A mild (hopefully) hamstring strain to his all-star shortstop would seem an inopportune time for Mets GM Sandy Alderson to seemingly reverse course and prepare to break the bank for Jose Reyes. However, if you’re to believe the New York Post’s Joel Sherman (or more to the point, Sherman’s anonymous source), that’s exactly what Alderson hopes to convince Fred Wilpon to do (“Alderson has learned to admire what Reyes does to such a degree that neither a minor injury nor the lack of elite on-base skills is dimming his ardor”)
Alderson has not only been swayed by the MVP-caliber play of Reyes (above, right), but also in calculating the additional worth that would come by elating the fan base if Reyes could be retained and how much it would cost to replace a switch-hitter in his prime if Reyes left.

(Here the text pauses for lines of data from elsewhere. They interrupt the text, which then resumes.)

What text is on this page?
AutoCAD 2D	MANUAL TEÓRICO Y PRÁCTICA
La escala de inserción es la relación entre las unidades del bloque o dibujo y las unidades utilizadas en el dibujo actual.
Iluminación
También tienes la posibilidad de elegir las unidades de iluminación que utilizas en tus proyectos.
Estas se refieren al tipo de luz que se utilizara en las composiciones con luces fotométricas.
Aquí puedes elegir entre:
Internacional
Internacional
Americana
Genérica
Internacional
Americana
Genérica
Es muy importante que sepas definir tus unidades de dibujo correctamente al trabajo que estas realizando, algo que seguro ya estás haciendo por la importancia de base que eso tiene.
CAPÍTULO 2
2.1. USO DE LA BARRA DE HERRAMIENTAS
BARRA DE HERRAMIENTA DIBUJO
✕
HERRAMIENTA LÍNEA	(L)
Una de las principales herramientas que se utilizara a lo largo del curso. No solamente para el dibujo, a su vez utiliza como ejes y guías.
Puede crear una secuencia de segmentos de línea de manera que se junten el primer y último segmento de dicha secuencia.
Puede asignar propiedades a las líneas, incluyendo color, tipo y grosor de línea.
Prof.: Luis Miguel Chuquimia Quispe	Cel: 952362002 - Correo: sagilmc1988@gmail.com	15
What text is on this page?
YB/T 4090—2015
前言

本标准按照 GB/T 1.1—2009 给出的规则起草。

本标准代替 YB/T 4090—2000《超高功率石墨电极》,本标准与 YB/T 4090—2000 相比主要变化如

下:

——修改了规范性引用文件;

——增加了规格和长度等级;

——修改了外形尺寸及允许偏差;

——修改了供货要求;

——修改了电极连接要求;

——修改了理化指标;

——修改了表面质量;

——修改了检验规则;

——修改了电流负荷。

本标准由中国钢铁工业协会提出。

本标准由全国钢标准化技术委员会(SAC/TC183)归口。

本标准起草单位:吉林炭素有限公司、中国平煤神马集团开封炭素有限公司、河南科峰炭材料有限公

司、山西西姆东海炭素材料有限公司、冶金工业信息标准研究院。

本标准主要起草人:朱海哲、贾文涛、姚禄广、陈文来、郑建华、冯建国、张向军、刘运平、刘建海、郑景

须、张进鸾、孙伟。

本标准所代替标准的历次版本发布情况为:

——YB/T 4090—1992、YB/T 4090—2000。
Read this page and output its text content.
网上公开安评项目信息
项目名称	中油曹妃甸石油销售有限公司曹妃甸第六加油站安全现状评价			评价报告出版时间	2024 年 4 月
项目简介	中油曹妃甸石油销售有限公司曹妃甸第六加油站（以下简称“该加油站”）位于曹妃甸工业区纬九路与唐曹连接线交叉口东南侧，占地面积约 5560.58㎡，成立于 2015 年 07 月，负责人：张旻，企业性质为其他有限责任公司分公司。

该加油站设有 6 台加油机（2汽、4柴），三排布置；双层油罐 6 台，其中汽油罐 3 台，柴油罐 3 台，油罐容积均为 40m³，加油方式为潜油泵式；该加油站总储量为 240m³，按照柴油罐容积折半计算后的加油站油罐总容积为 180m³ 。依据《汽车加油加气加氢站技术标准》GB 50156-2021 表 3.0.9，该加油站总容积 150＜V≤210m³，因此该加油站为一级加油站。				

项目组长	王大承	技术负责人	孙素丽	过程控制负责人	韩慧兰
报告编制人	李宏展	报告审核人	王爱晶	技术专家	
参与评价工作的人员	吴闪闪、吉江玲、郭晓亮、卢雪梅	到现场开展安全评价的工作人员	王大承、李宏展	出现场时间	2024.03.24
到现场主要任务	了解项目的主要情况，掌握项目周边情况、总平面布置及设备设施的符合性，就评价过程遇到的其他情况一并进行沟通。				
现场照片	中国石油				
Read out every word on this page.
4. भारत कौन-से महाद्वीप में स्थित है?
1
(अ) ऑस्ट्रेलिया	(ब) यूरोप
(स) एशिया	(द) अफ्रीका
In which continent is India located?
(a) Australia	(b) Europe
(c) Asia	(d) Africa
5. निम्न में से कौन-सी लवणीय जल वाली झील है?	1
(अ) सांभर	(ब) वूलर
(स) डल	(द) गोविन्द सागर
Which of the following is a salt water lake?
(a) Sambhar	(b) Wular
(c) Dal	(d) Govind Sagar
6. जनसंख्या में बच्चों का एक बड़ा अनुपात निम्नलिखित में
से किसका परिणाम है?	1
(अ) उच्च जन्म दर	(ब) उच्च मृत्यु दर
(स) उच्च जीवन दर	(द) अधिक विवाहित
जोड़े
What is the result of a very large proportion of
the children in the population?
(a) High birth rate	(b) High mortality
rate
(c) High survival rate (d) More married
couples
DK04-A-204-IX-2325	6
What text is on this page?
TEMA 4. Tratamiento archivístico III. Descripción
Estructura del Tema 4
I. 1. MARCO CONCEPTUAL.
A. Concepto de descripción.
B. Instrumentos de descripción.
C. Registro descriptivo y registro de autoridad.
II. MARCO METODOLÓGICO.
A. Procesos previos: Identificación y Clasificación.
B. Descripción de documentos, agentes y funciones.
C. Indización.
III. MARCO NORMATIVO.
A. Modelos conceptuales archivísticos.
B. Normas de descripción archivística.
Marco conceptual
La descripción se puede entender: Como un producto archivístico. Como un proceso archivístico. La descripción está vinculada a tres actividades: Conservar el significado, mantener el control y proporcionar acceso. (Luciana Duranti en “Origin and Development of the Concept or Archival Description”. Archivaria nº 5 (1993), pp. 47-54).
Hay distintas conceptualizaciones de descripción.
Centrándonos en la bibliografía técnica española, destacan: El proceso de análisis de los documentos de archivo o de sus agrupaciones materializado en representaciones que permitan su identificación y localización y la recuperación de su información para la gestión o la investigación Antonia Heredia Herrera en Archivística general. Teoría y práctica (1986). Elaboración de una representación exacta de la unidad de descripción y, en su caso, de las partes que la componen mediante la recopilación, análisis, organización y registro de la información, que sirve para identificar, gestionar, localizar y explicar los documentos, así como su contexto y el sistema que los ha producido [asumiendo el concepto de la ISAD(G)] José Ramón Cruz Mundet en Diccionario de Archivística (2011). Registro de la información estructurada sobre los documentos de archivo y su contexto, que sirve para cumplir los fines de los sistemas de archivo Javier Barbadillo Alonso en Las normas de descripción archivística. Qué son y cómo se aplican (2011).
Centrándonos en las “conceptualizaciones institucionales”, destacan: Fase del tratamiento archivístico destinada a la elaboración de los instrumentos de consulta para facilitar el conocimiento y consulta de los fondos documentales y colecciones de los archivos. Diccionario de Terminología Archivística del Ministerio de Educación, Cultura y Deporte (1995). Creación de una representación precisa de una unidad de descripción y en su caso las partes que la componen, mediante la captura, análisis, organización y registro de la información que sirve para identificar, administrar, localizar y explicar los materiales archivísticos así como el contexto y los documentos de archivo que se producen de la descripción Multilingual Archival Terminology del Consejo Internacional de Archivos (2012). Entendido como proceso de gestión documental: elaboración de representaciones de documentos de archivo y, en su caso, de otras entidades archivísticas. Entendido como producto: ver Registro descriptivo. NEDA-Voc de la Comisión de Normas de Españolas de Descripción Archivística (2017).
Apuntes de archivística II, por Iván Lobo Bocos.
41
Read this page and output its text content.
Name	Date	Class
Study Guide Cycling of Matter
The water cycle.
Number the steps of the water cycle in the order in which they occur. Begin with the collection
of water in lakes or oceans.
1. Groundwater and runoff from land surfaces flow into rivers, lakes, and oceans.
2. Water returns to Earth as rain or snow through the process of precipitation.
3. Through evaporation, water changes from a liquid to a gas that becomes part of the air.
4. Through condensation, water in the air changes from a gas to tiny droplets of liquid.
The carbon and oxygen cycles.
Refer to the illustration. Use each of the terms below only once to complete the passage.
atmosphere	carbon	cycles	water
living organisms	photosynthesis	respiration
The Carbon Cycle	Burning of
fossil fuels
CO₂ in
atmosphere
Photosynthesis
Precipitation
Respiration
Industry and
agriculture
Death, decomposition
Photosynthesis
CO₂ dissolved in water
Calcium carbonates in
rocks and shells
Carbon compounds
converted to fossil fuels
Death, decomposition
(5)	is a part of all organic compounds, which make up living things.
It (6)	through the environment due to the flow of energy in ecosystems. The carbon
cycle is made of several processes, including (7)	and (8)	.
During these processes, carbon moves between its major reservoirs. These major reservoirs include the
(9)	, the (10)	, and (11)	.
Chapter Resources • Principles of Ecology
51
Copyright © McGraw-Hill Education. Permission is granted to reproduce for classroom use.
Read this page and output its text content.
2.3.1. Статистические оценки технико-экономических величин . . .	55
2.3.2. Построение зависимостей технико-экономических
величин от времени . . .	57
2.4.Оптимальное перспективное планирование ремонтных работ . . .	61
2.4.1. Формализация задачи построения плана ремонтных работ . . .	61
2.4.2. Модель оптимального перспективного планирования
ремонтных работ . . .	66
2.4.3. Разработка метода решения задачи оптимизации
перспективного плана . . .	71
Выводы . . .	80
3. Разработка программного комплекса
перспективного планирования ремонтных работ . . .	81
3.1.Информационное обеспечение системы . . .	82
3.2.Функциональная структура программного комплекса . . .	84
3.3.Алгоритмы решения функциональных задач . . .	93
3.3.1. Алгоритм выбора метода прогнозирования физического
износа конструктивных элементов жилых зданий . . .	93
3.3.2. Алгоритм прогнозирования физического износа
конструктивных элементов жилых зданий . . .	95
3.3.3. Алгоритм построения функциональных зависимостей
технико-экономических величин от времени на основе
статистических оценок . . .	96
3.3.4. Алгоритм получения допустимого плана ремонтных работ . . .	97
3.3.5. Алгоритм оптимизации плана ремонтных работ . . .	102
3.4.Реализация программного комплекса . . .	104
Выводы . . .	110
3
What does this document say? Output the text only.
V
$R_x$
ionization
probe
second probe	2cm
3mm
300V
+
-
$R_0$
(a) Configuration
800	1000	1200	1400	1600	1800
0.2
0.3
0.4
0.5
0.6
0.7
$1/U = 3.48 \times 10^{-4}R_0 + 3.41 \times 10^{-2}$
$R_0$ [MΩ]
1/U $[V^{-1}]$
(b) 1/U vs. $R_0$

In other words, if the Mets surmise that Reyes is worth, say, five years at $100 million, is it worth it to go to, say, six years at $120 million or more and see that additional money as: 1) $10 million of advertising directed at the fans and 2) $10 million in peace of mind that they do not have to try to find replacements to make up for what would be lost, especially since they already know Reyes can play in New York and loves playing here.
Alderson refused to discuss my information that he is now strongly committed to convincing the Wilpons that making a substantial bid for Reyes is vital. But he did tell The Post: “There is more going on here [when it comes to Reyes] than the game on the field.”
Should Reyes leave, the Mets would probably have to go with Ruben Tejada at short and find ways (probably expensive ways) to replace the lost offense of Reyes; with almost no way to replace the lost dynamism and connection to the fans. And the Mets know Reyes wants to be a Met, an advantage they are unlikely to have with other targets.